La quatrième session (INC4) qui s’est tenue en avril 2024 à Ottawa (Canada) avait laissé entrevoir « une lueur d’espoir » quant à l’aboutissement des négociations, mais sept mois plus tard, le risque de turbulences est bien réel. Comme nous l’écrivions à l’époque, « le niveau d’ambition est incertain compte tenu des divergences entre une Coalition pour une haute ambition qui souhaite un accord général portant sur la prolifération des plastiques, de la production à l’élimination, et un groupe de pays aux intérêts/vues similaires (like minded) qui cherche à restreindre le champ d’application de l’accord à la gestion des déchets ». Cela reste vrai. Le groupe de pays dits like minded est dirigé par l’Arabie saoudite, l’Iran et la Fédération de Russie. 

Une nouvelle lueur d’espoir est apparue en juillet 2024 lorsque la Maison Blanche – qui était jusqu’à présent restée neutre entre les deux groupes – a déclaré soutenir la réduction de la production de plastique, notamment en « renforçant le leadership des États-Unis dans les efforts internationaux visant à élaborer un accord ambitieux pour répondre à la crise de la pollution plastique partout dans le monde ». Toutefois, compte tenu du résultat des récentes élections américaines, il n’est pas certain que la délégation américaine maintienne cette position à Busan. Lors d’une réunion des parties prenantes organisée par le département d’État peu après les élections, les États-Unis ont montré des signes de recul par rapport à leur soutien à un plafonnement de la production de plastique. Il est peu probable que la nouvelle administration américaine signe le traité, et encore moins qu'elle le ratifie.

Les États-Unis mis à part, des divisions subsistent malgré les intenses conversations intersessions qui se sont tenues à Bangkok en août 2024 et les efforts proactifs déployés par le président, l’ambassadeur d’Équateur au Royaume-Uni Luis Ignacio Vayas Valdivieso, pour les combler. 

Le document officieux de la présidence de l’INC comme base de négociation ?
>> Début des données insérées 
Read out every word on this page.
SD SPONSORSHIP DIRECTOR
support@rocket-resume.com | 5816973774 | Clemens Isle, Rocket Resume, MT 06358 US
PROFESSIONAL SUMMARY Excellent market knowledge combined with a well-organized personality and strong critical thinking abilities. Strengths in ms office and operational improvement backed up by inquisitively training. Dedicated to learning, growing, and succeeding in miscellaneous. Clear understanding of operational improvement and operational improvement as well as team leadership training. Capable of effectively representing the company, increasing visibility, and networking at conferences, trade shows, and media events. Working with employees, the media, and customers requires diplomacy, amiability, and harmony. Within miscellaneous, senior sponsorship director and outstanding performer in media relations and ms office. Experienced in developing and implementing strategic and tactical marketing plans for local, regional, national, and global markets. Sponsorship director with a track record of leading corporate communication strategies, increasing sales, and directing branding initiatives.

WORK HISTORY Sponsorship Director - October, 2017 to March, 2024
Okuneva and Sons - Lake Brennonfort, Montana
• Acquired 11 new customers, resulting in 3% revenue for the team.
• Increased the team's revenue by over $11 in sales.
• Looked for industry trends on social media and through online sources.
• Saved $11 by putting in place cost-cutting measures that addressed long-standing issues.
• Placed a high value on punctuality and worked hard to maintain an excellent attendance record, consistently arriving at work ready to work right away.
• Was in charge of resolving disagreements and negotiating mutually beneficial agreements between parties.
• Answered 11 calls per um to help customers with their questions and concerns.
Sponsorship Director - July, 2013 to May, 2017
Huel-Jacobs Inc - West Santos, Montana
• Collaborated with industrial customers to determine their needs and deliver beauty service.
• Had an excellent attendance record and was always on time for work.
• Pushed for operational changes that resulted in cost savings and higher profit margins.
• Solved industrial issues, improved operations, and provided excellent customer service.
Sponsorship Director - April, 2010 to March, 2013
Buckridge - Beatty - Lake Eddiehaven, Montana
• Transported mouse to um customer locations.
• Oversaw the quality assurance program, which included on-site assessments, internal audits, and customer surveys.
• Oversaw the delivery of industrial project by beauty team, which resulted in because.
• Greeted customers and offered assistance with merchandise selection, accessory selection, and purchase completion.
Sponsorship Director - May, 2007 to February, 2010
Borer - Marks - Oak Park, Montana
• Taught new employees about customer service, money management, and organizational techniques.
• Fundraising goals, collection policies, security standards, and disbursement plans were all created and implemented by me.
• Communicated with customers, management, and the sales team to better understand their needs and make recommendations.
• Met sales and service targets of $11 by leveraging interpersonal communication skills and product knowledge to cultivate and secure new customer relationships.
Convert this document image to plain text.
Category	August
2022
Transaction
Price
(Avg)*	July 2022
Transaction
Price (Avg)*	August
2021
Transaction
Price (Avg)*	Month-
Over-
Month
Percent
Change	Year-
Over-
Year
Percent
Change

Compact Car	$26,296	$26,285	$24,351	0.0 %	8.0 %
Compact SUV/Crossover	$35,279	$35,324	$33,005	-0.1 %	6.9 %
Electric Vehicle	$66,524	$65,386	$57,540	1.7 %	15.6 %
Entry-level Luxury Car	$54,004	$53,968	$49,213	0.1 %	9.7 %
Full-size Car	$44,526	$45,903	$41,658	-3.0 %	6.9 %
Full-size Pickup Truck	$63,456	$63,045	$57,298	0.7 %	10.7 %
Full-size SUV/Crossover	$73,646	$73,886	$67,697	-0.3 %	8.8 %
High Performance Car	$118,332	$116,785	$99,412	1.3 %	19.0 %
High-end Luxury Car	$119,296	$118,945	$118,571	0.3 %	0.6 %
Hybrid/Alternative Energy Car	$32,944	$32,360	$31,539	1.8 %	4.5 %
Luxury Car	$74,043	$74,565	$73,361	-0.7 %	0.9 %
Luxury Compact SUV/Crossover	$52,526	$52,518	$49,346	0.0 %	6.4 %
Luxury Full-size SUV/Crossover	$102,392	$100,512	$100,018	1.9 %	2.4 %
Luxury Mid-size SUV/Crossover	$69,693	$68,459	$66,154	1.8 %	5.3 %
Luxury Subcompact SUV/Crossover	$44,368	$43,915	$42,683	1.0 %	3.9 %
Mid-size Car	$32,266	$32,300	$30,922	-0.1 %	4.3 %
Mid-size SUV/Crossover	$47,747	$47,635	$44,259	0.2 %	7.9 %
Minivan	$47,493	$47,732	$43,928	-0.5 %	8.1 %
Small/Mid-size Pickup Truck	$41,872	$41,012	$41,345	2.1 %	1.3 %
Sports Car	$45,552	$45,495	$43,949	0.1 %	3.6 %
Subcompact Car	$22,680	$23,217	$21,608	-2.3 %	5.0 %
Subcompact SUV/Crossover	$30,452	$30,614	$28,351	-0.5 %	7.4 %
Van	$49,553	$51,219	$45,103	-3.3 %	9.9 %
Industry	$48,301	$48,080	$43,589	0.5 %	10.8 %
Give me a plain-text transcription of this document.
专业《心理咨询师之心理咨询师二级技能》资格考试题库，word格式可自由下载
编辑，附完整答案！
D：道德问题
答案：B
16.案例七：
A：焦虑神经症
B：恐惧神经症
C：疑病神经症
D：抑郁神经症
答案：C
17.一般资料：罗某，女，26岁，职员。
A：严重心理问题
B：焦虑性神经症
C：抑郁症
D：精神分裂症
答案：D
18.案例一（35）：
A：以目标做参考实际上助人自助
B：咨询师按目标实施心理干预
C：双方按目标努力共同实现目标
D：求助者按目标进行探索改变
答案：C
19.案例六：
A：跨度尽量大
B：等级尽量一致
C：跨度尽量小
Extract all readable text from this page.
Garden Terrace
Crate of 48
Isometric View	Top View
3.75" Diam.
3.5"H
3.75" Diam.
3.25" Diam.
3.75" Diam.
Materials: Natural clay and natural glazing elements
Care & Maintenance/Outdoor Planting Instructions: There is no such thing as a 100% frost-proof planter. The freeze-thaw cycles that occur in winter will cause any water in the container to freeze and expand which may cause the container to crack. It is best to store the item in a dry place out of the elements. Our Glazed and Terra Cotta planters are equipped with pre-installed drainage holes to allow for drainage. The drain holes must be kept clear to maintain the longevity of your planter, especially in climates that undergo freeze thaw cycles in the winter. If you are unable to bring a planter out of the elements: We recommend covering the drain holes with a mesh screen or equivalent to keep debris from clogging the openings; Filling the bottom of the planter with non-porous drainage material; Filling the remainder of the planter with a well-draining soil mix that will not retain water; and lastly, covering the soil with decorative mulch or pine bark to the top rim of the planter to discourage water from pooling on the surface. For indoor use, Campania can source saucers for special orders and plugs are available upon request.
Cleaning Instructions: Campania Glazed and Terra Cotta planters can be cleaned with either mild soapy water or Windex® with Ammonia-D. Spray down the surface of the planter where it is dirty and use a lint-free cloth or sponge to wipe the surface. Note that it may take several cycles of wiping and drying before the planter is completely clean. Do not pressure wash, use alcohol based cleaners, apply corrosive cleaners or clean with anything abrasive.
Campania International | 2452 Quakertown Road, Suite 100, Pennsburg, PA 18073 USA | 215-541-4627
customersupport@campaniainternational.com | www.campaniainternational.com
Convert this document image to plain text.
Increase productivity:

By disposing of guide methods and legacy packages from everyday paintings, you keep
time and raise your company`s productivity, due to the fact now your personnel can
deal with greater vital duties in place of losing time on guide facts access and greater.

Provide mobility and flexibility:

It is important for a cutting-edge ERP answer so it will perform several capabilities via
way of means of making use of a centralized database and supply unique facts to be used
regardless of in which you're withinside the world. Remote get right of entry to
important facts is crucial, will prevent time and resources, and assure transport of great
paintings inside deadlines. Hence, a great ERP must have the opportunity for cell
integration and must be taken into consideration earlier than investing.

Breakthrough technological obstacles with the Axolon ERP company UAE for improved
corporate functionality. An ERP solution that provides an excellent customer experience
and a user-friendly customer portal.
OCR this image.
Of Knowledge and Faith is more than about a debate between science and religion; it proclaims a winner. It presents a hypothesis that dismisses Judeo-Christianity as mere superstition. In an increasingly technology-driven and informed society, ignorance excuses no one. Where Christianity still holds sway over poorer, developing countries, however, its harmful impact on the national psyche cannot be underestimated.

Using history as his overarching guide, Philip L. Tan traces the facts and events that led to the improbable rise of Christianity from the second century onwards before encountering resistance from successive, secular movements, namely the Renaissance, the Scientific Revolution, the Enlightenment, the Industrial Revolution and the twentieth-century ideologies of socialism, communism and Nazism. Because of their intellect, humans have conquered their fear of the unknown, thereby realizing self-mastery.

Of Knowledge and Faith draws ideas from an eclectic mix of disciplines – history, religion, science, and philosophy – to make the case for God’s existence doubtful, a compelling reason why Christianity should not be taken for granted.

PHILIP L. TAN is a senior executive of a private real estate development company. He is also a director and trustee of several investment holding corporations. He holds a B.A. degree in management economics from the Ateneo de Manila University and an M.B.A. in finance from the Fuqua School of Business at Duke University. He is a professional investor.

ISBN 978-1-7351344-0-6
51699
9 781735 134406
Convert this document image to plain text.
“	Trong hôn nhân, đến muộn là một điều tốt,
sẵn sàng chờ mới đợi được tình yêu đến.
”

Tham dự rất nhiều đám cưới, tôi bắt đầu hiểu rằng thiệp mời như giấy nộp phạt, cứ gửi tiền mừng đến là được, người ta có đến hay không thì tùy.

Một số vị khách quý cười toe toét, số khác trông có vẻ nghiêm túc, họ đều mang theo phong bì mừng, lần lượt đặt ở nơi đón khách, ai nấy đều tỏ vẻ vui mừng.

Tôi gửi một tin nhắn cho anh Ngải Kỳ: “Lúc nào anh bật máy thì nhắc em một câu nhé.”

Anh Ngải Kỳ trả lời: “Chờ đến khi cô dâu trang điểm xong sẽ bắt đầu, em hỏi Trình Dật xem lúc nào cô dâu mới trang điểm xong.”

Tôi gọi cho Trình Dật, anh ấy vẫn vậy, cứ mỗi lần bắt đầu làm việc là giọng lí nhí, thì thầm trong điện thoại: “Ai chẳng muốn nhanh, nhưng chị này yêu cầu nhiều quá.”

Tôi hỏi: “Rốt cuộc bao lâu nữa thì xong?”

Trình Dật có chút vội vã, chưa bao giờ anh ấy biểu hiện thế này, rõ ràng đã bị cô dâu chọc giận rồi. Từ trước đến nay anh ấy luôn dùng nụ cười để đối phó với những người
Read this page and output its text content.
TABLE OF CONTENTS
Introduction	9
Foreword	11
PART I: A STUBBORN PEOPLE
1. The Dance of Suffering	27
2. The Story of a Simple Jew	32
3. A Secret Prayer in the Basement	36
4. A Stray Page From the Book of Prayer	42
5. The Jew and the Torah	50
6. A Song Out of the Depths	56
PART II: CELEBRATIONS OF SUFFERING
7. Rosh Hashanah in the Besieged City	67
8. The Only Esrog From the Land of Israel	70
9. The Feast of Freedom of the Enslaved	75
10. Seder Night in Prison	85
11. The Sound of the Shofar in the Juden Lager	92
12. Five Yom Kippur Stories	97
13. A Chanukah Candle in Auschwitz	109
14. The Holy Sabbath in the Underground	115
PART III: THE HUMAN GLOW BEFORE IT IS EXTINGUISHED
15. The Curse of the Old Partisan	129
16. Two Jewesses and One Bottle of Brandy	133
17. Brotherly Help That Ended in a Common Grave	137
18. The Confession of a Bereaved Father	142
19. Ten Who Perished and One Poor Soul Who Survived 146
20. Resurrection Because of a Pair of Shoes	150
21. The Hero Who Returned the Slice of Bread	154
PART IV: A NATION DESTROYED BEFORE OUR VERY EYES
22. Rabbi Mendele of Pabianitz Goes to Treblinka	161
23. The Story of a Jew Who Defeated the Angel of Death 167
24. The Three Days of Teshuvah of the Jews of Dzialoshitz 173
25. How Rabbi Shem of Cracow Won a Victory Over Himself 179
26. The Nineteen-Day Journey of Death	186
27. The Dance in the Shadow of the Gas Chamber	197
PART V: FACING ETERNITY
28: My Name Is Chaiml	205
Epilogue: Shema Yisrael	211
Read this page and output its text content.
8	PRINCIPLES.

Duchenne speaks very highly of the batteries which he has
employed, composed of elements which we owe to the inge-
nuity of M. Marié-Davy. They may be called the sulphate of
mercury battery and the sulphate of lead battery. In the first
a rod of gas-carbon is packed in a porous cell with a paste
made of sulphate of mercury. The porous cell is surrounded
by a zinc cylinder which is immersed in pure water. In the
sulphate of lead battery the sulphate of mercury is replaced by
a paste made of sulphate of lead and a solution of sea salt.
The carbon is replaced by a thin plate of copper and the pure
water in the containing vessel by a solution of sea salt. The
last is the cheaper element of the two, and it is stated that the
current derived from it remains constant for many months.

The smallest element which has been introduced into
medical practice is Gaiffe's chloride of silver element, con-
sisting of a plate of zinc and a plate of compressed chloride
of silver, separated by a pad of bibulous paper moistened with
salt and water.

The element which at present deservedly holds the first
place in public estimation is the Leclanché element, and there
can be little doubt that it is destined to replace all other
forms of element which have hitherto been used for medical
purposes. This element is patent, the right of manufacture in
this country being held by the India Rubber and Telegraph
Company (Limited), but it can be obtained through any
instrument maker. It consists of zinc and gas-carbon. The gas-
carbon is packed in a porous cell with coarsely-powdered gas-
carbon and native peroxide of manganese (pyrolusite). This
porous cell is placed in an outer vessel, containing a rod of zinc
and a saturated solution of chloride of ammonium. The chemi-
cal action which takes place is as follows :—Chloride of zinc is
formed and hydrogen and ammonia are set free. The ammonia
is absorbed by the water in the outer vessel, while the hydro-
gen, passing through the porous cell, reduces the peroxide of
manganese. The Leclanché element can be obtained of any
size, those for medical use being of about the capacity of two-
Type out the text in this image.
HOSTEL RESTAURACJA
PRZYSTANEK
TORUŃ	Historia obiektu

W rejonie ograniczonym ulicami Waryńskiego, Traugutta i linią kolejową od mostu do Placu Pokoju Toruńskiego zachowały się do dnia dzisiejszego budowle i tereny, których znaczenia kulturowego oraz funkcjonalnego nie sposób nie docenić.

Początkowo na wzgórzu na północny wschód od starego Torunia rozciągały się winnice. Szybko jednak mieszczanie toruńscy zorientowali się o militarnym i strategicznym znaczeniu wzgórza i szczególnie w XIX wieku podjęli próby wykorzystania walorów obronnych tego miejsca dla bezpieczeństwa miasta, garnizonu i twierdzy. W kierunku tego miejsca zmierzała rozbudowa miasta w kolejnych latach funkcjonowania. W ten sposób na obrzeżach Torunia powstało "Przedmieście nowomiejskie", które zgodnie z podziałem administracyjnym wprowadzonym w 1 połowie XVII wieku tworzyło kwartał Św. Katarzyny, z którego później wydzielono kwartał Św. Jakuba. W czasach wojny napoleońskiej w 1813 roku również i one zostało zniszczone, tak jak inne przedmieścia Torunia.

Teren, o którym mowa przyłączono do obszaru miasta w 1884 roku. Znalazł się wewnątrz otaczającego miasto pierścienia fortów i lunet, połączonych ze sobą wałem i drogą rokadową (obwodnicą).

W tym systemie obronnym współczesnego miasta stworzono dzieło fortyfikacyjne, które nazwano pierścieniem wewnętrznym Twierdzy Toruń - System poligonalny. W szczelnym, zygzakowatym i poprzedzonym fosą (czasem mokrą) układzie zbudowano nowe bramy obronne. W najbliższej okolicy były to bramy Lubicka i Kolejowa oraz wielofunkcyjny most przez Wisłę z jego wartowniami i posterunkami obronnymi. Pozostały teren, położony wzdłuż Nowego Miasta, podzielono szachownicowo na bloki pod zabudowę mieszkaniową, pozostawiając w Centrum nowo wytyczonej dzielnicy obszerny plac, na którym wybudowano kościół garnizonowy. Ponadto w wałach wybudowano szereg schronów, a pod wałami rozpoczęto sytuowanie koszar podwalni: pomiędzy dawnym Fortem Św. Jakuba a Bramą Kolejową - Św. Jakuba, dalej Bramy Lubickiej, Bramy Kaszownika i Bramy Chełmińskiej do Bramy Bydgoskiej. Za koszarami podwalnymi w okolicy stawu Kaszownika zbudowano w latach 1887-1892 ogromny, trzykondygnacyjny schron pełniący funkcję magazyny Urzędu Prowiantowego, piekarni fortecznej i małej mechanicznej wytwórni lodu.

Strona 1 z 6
L’Assemblée des Nations unies pour l’environnement (ANUE) avait demandé en 2022 que le traité soit achevé avant la fin de cette année. Cet objectif semble de plus en plus hors de portée, étant donné que le dernier texte de négociation compte 73 pages et que très peu de choses ont été approuvées. L’ambassadeur Vayas Valdivieso a donc convoqué les chefs de délégation à des discussions informelles en septembre et octobre 2024, avec notamment une réunion en personne à Nairobi (Kenya) les 30 septembre et 1er octobre 2024, pour discuter d’un « document officieux » du Président destiné à rationaliser les discussions autour d’un ensemble limité d’options. En conséquence, le 30 octobre 2024, le Secrétariat de l’INC a publié le troisième document officieux du Président de l’INC, que l’ambassadeur Vayas Valdivieso a l’intention de proposer comme base de négociation à Busan.

Dans son introduction, l’ambassadeur Vayas Valdivieso écrit qu’il vise à « faire progresser [...] un fondement acceptable pour la poursuite des travaux, compte tenu de l’opinion largement partagée selon laquelle il nous faut (1) axer le texte sur les éléments essentiels, (2) tirer le meilleur parti des sept jours qui nous restent pour achever nos négociations dans le cadre de la cinquième session du comité, et (3) veiller à ce que le traité soit efficace, applicable et adapté à l’objectif de mettre fin à la pollution plastique ». Cette troisième partie est la plus controversée, car les notions d’efficacité, de possibilité de mise en œuvre et d’adéquation aux objectifs sont inévitablement soumises à des jugements de valeur. 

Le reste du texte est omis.